Specific factors related to the F-150 Lightning contributed to Ford’s losses. The vehicle’s weight and power demands required a large, expensive battery pack with elevated fire risks. Furthermore, Ford’s reliance on a single battery supplier, SK On, meant it missed out on federal manufacturing credits that could have offset costs.
What’s Next for Ford?
Ford is scrapping its joint venture with SK On, repurposing an EV plant in Tennessee to build gasoline-powered trucks and converting a Kentucky battery plant for energy storage. The next F-150 Lightning will be an “extended range EV” hybrid. The company is also developing a new platform for smaller EVs and partnering with Renault in Europe, aiming for profitability in its Model e division by 2029.
Industry experts warn that a prolonged slowdown in EV adoption could leave the US behind other global markets. Tim Bush of UBS cautioned that the US risks becoming the “Galápagos Islands of internal combustion engine vehicles,” lacking the innovation seen elsewhere. Tu Le, of Sino Auto Insights, added that automakers “have much less time than they seem to think” to address growing competition, particularly from low-cost Chinese rivals.

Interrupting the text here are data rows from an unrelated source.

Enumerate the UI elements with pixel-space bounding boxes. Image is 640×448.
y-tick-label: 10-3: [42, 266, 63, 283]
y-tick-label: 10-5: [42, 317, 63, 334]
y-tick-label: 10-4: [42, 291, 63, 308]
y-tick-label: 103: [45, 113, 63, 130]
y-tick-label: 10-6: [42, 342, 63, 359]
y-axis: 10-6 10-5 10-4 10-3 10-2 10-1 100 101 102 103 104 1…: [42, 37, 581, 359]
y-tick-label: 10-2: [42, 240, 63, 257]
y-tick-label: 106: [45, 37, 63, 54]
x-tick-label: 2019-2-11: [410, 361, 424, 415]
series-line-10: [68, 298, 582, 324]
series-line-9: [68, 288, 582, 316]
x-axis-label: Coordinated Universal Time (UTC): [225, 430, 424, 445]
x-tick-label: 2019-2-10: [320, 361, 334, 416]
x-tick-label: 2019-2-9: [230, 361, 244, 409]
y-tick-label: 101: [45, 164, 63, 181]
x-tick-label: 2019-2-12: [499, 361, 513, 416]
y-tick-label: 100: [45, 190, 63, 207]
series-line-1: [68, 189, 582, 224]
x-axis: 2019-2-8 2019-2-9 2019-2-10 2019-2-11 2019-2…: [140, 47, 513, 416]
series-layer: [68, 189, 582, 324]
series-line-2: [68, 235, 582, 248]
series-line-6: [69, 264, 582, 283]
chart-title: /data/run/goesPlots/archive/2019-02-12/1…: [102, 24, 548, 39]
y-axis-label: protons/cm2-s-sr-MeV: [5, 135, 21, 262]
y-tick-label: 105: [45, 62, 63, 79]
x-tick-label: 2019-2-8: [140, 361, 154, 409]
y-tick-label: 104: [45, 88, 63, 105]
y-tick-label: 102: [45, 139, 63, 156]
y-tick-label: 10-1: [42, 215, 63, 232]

Frequently Asked Questions
What prompted Ford’s $19.5 billion writedown?
The writedown was a result of losses exceeding $13 billion within Ford’s electric vehicle division, “Model e,” since 2023, and a reassessment of the company’s EV strategy.
Is Ford abandoning its commitment to electric vehicles?
No, Ford is not abandoning EVs entirely. The company is shifting its focus to hybrid vehicles to generate profits while continuing to develop future EV platforms. They are also working on a new platform for smaller EVs and a partnership with Renault.
What factors contributed to the F-150 Lightning’s financial struggles?
The F-150 Lightning’s large battery pack, high production costs, reliance on a single battery supplier, and a lack of available federal tax credits all contributed to its financial difficulties.
Given the evolving market conditions and increased competition, how will Ford balance its short-term financial needs with its long-term vision for sustainable transportation?